Carregado de profundidade, o ensaísta Khalil Gibran certa vez afirmou que vivemos para descobrir a beleza. "Todo resto é uma forma de espera", cunhou o libanês. Também Goethe exaltou o que comove os olhos. Nas palavras do escritor alemão, "a beleza é um visitante bem-vindo em qualquer lugar". O belo, esse conceito tão caro e indefinível a um só tempo, inspira toda sorte de homenagem - quase sempre carregadas de amor. E assim como os amores, a descoberta da redenção estética obedece a caminhos muito pessoais. Às vezes, mais que esperar a visita da beleza, é preciso ir visitá-la. Revê-la, reconquistá-la, até mesmo redescobri-la a cada reencontro. Sim - porque, para quem sabe ver e amar o belo, cada volta apresenta um ineditismo, algo novo a ser apreciado. É como se a beleza também soubesse ver quem a enxerga, e assim se apresentasse mais espontaneamente. João Carlos Moreira entende isso de maneira muito natural. Já são mais de vinte anos com uma câmera na mão, reconhecendo o encanto e por ele sendo reconhecido.

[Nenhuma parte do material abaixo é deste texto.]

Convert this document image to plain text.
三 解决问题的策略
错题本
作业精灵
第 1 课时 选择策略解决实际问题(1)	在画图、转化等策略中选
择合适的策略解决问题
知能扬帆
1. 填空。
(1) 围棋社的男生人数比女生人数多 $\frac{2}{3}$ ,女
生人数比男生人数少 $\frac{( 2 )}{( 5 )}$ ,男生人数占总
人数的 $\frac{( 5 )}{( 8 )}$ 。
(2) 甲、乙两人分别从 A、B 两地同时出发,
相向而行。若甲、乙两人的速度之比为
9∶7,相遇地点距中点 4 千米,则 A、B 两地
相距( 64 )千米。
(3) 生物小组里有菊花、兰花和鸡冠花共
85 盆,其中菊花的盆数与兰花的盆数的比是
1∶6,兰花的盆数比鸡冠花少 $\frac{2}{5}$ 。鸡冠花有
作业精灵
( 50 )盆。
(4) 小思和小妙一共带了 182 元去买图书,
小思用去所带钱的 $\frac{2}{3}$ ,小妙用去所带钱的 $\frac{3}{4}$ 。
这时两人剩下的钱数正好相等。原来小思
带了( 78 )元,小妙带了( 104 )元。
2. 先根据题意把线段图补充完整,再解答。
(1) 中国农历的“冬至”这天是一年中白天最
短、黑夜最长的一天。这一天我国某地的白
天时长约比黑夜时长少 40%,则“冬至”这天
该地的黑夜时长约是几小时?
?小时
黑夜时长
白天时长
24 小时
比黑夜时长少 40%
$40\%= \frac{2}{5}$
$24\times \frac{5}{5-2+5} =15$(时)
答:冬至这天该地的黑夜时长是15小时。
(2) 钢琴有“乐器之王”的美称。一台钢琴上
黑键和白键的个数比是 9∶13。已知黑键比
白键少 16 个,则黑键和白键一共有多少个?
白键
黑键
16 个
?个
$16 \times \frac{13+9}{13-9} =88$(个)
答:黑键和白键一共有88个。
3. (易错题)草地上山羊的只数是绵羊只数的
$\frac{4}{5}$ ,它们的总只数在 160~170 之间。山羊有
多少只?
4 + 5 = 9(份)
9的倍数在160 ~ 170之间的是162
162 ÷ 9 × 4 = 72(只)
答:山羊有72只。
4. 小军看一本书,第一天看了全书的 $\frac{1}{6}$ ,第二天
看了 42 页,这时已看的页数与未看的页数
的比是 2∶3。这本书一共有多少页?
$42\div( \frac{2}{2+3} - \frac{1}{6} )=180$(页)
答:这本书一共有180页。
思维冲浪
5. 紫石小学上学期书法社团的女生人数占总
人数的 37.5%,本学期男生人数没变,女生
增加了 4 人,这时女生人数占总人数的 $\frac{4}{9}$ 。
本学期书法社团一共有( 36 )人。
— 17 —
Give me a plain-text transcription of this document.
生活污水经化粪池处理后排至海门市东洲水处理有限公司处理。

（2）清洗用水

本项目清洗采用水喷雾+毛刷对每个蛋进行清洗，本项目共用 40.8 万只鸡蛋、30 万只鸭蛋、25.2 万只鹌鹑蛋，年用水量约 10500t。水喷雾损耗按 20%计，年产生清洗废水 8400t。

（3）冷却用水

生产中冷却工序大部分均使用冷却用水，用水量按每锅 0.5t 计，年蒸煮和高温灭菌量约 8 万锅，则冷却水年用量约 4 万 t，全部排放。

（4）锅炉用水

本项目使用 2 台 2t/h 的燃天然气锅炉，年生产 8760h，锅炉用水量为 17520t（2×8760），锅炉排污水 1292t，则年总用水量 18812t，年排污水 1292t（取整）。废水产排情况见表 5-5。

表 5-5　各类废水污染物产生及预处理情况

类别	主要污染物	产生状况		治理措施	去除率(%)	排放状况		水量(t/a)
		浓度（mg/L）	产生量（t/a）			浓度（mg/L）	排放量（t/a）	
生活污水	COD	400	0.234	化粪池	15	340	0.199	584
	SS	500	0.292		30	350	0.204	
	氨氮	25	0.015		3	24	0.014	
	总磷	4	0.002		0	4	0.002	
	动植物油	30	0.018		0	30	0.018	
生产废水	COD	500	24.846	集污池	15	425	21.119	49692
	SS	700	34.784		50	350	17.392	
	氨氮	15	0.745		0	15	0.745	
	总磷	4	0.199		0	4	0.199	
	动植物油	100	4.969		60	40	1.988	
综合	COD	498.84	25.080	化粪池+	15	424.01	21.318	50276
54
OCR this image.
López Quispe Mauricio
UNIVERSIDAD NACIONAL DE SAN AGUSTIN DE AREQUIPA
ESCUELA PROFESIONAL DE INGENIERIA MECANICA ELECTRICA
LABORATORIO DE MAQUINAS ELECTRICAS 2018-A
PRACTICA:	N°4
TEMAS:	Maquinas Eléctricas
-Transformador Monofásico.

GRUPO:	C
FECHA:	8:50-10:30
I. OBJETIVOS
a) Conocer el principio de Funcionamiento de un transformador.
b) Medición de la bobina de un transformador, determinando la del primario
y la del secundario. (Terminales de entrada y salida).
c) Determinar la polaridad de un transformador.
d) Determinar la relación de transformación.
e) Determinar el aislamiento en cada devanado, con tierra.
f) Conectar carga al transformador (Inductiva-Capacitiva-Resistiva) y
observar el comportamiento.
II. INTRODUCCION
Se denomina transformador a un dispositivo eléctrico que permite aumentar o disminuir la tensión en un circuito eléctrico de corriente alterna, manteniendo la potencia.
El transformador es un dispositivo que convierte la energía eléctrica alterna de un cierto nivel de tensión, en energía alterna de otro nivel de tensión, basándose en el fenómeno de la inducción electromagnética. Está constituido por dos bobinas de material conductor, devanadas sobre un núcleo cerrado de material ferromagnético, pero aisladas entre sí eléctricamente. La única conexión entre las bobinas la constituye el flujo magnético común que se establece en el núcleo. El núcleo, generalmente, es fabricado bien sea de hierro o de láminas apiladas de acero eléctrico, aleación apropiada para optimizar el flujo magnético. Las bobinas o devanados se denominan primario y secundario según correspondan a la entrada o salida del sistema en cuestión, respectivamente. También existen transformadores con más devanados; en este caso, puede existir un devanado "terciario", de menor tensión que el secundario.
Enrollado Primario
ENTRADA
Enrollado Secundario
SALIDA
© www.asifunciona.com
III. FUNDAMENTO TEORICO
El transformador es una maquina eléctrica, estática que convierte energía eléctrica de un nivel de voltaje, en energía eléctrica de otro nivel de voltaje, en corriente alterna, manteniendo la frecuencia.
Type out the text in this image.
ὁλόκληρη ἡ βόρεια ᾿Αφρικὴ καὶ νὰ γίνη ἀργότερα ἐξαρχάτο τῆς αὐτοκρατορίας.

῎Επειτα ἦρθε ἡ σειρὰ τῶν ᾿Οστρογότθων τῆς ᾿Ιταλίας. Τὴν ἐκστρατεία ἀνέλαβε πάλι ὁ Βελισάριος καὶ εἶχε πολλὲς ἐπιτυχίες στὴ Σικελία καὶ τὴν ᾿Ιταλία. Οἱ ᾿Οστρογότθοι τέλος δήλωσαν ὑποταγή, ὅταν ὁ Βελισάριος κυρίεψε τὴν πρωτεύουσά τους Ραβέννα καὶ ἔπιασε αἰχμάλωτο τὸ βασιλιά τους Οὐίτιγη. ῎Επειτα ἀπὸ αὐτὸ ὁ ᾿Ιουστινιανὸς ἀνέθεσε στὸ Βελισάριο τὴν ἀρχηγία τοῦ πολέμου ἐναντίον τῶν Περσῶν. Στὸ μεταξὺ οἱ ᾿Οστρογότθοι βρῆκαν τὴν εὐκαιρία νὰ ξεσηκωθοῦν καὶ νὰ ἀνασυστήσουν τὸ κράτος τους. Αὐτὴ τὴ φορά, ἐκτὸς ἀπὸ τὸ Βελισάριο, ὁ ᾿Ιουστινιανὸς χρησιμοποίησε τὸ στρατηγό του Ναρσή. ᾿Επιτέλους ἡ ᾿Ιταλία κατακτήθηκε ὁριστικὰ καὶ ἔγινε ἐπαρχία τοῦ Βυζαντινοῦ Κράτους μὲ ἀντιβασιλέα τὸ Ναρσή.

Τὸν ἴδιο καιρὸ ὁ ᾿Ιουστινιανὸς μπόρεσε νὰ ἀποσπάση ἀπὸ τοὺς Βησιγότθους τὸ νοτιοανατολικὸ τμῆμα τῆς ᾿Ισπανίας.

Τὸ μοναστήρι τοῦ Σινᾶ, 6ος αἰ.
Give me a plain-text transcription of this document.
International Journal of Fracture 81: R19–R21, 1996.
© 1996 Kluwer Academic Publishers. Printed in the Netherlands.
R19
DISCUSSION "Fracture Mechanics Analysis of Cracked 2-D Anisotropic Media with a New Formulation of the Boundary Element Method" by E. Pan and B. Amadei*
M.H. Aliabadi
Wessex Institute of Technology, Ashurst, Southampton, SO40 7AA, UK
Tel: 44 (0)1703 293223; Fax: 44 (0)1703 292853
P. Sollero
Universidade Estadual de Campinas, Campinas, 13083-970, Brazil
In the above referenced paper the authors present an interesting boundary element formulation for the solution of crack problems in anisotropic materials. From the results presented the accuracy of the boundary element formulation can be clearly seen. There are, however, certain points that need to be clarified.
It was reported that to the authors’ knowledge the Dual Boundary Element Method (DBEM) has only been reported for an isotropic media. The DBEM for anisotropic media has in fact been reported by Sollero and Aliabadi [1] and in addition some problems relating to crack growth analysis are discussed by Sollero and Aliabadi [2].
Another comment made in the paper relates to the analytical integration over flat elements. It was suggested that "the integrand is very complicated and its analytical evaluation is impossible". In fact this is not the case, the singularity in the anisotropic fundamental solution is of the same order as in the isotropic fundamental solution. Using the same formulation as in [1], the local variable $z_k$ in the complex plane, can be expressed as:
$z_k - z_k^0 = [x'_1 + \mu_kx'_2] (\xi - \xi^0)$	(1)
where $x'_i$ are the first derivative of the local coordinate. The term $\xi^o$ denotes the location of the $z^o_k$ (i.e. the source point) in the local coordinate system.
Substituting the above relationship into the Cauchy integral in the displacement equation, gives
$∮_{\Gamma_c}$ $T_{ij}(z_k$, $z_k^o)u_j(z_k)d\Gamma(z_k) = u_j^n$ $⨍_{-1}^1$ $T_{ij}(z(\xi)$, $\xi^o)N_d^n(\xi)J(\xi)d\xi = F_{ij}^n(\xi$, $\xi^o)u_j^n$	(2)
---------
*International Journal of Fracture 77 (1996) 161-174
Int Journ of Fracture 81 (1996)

O gosto pela fotografia começou da maneira que começam as melhores coisas: despretensiosamente. Foi numa viagem para a Turquia com um grupo de amigos que ele comprou sua primeira câmera. "Eles tinham uma máquina bem legal, e a minha era muito simples. Eles começaram a fotografar, conseguiam um resultado bacana... Ainda era na época do filme. Lá mesmo, decidi comprar uma máquina e mexer um pouquinho nela", relembra. A primeira experiência com a nova brincadeira foi, de fato, um momento de descoberta. "Fiz fotografias normais com ela, coisas que fazemos quando estamos viajando. Foi só em outra viagem que decidi utilizá-la de maneira mais consciente, aproveitando seu potencial". No retorno, ao revelar as imagens que registrou, revelou-se também a nova paixão. "Encontrei não só um resultado bonito, mas algo que eu gostava realmente de fazer".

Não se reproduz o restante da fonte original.